Ровно через два месяца после слияния биржевой индекс NASDAQ[17] достиг исторического максимума, после чего доткомовский пузырь взорвался. Одновременно резко снизилась и стоимость нашей компании (в течение следующего года она упала на 80 %). Уровень зарплат наших сотрудников при этом не пострадал, а вот по тем, кто работал по плану 401 (k)[18], обвал интернет-рынка ударил очень чувствительно. Теперь они считали AOL Time Warner финансовой выскочкой и были злы, что создавало общий нездоровый климат, подпитывающий предубеждения против объединения AOL и TW. Пессимистические оценки стали проскакивать и в газетных заголовках, но это были цветочки по сравнению с резким изменением позиции руководителей TW, многие из которых всегда испытывали недоверие к возможностям Интернета. Обвал рынка довел их скептицизм до максимума. А теперь представьте себе поведение медведицы, защищающей детенышей, когда биржевой рынок находится в «медвежьем» положении.

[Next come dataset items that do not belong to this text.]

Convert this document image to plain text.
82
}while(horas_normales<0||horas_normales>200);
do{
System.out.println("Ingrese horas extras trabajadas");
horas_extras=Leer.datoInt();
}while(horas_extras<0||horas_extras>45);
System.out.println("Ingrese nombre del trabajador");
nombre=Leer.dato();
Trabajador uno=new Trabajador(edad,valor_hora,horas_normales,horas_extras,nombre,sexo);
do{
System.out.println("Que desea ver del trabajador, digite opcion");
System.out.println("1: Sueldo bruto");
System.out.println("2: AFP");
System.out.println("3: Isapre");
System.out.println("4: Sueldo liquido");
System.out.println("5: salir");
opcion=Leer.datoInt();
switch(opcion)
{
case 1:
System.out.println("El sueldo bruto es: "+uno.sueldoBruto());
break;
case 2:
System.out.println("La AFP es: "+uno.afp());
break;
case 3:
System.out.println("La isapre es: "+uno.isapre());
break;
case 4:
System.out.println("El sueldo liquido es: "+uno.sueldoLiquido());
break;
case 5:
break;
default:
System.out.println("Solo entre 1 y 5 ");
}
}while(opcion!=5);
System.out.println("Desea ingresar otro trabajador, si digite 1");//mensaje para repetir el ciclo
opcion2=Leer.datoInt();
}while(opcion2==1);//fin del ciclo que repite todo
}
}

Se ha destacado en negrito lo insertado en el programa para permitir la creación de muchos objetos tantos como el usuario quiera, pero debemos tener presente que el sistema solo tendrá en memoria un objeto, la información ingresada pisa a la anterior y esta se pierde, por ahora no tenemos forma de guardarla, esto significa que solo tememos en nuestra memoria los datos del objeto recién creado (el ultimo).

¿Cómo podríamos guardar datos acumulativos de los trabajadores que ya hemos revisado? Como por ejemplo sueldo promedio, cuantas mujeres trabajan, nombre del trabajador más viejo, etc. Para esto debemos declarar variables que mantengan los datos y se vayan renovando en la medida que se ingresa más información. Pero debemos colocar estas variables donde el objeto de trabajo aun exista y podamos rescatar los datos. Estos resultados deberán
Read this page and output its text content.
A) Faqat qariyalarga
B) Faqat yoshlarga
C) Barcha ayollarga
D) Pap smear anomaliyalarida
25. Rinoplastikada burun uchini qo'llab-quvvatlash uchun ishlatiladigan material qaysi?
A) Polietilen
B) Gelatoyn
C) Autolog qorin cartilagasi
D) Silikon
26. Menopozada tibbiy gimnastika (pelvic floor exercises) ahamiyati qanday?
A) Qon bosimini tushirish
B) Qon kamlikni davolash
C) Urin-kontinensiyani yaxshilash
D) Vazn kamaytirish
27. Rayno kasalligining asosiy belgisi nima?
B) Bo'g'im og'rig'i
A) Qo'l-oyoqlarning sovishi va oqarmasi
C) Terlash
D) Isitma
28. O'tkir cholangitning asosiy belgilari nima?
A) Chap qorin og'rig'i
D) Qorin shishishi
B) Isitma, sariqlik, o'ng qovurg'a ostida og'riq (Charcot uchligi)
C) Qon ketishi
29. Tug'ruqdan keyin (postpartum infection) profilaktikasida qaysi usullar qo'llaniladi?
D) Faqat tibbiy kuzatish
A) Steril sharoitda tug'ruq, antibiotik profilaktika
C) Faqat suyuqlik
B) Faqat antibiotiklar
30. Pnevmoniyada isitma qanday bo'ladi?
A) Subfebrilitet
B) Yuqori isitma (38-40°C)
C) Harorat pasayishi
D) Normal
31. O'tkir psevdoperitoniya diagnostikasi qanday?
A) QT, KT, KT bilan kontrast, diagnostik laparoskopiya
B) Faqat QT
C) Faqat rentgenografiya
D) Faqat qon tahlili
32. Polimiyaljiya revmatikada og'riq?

Но даже и после столь резкой рыночной коррекции положение AOLTW нельзя было назвать плохим. Обладали ли мы преимуществом, захватив интернет-рынок за несколько лет до настоящего бума Интернета? Конечно. Уверен ли я, что мы выгодно отличались от других компаний в этом секторе рынка? Безусловно. Последующий рост цен на акции убедил СМИ (а также руководство), что слияние наших компаний являлось хорошим ходом, давшим, по крайней мере, время для выстраивания доверия и более полной взаимной интеграции.
Кроме того, я сомневаюсь, что если бы мы объединились позже, то это привело бы к другому результату. Так или иначе, мы пытались объединить две компании, изначально несовместимые по своей структуре, культуре восприятия рынка и осознанию цели своей миссии. С организационной точки зрения TW представляла собой рыночный портфель независимых компаний – Turner Broadcasting, Time Inc., HBO, Warner Brothers, New Line Cinema, Warner Music и Time Warner Cable, – действовавших в основном автономно друг от друга. В результате каждая из них правила своей вотчиной. Как однажды сказал мне Руперт Мердок, для News Corp. было бы проще заключить договор с Time Warner Cable, чем с HBO. Но ведь и та и другая компании являлись частями одного холдинга и, по сути, должны были работать в одной упряжке! И все это происходило только потому, что отдельные компании, составляющие TW, функционировали самостоятельно. Следовательно, AOL фактически объединялась не с TW, а с десятком компаний одновременно.
С точки зрения культуры восприятия Интернета между AOL и TW существовало огромное различие, носившее фундаментальный характер. Некоторые топ-менеджеры TW более десятка лет воспринимали Интернет как некий сверхраздутый феномен, и многие сотрудники компании были согласны с этим утверждением.